Madeline approached the telephones. Reaching in her back pocket, she remembered again that she’d left her wallet at the cabin. Luckily, though, she had her calling card number memorized. And at least leaving her wallet at the cabin was better than if she’d been carrying it during the flash flood. If she hadn’t stashed it in her car, her calling card, along with her two credit cards, her driver’s license, hell, even her Mothershead Library card, would be somewhere in the river, swept far downstream by now or sunk to voluminous depths along with her expensive, well-loved pack that she’d never see again.
She waited patiently as God, Guns and Guts chatted quietly with someone, and the red-haired family yammered away loudly to the grandmother of the familial clan.
As she stood there, baking in the afternoon sun that beat down between pine needles, she fantasized that someone walking along a beach in the Pacific Ocean would one day stumble across her backpack in a tumble of sun-bleached driftwood. They’d find the name tag on her pack and give her a call. Or maybe the pack would wash up in Hawaii or Japan. Maybe she’d have to go to Oahu to claim it, and would end up scuba diving with dolphins.
After she waited for a few more minutes, God, Guns and Guts hung up. As the woman walked away, she threw Madeline a gruff look over one shoulder.

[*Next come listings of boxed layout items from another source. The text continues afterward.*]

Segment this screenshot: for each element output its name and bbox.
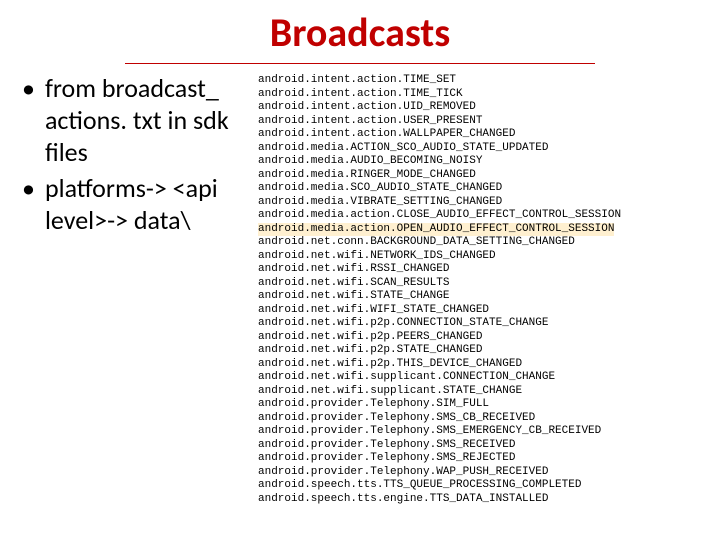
- code-line: android.net.wifi.WIFI_STATE_CHANGED: [258, 304, 720, 318]
- code-line: android.net.wifi.p2p.THIS_DEVICE_CHANGED: [258, 358, 720, 372]
- bullet-dot-icon: •: [22, 172, 35, 204]
- code-panel: android.intent.action.TIME_SETandroid.in…: [258, 72, 720, 506]
- bullet-item: • platforms-> <api level>-> data\: [18, 172, 248, 236]
- code-line: android.media.action.CLOSE_AUDIO_EFFECT_…: [258, 209, 720, 223]
- code-line: android.net.wifi.p2p.CONNECTION_STATE_CH…: [258, 317, 720, 331]
- code-line: android.net.conn.BACKGROUND_DATA_SETTING…: [258, 236, 720, 250]
- content-area: • from broadcast_ actions. txt in sdk fi…: [0, 72, 720, 506]
- code-line: android.provider.Telephony.SMS_RECEIVED: [258, 439, 720, 453]
- code-line: android.intent.action.TIME_SET: [258, 74, 720, 88]
- code-line: android.provider.Telephony.WAP_PUSH_RECE…: [258, 466, 720, 480]
- bullet-list: • from broadcast_ actions. txt in sdk fi…: [18, 72, 258, 506]
- bullet-item: • from broadcast_ actions. txt in sdk fi…: [18, 72, 248, 168]
- code-line: android.net.wifi.p2p.PEERS_CHANGED: [258, 331, 720, 345]
- code-line: android.media.action.OPEN_AUDIO_EFFECT_C…: [258, 223, 614, 237]
- code-line: android.net.wifi.RSSI_CHANGED: [258, 263, 720, 277]
- code-line: android.net.wifi.SCAN_RESULTS: [258, 277, 720, 291]
- code-line: android.speech.tts.TTS_QUEUE_PROCESSING_…: [258, 479, 720, 493]
- slide-title: Broadcasts: [0, 0, 720, 63]
- bullet-text: from broadcast_ actions. txt in sdk file…: [45, 72, 248, 168]
- code-line: android.media.RINGER_MODE_CHANGED: [258, 169, 720, 183]
- code-line: android.intent.action.USER_PRESENT: [258, 115, 720, 129]
- bullet-dot-icon: •: [22, 72, 35, 104]
- code-line: android.provider.Telephony.SMS_REJECTED: [258, 452, 720, 466]
- code-line: android.net.wifi.STATE_CHANGE: [258, 290, 720, 304]
- code-line: android.net.wifi.NETWORK_IDS_CHANGED: [258, 250, 720, 264]
- code-line: android.media.VIBRATE_SETTING_CHANGED: [258, 196, 720, 210]
- code-line: android.net.wifi.supplicant.CONNECTION_C…: [258, 371, 720, 385]
- code-line: android.speech.tts.engine.TTS_DATA_INSTA…: [258, 493, 720, 507]
- bullet-text: platforms-> <api level>-> data\: [45, 172, 248, 236]
- code-line: android.net.wifi.supplicant.STATE_CHANGE: [258, 385, 720, 399]
- code-line: android.net.wifi.p2p.STATE_CHANGED: [258, 344, 720, 358]
- code-line: android.provider.Telephony.SMS_EMERGENCY…: [258, 425, 720, 439]
- code-line: android.provider.Telephony.SMS_CB_RECEIV…: [258, 412, 720, 426]
- code-line: android.media.ACTION_SCO_AUDIO_STATE_UPD…: [258, 142, 720, 156]
- code-line: android.media.SCO_AUDIO_STATE_CHANGED: [258, 182, 720, 196]
- code-line: android.intent.action.WALLPAPER_CHANGED: [258, 128, 720, 142]
- code-line: android.intent.action.UID_REMOVED: [258, 101, 720, 115]
- code-line: android.provider.Telephony.SIM_FULL: [258, 398, 720, 412]
- code-line: android.media.AUDIO_BECOMING_NOISY: [258, 155, 720, 169]
- code-line: android.intent.action.TIME_TICK: [258, 88, 720, 102]
- title-underline: [125, 63, 595, 64]
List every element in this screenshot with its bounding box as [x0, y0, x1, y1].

The woman’s face was tough, tanned, and leathered, and the eyes spoke of a rough life that hadn’t had too many lucky breaks.
Madeline smiled at her, and the woman managed a smile back, then turned away.
She walked to the phone and picked up the handset, getting a wave of psychic white noise as she did so. It hit her powerfully, and she dropped the phone, letting it swing at the end of its cord. Shaking her head lightly, she picked up the handset again, trying to tune the visions out, but the buzzing in her head only allowed itself to be reduced to a low hum instead of disappearing entirely. Normally she’d be able to tune out such a thing. But she was exhausted, and probably a hundred people had used the phone already today, leaving a sea of fresh vibes behind.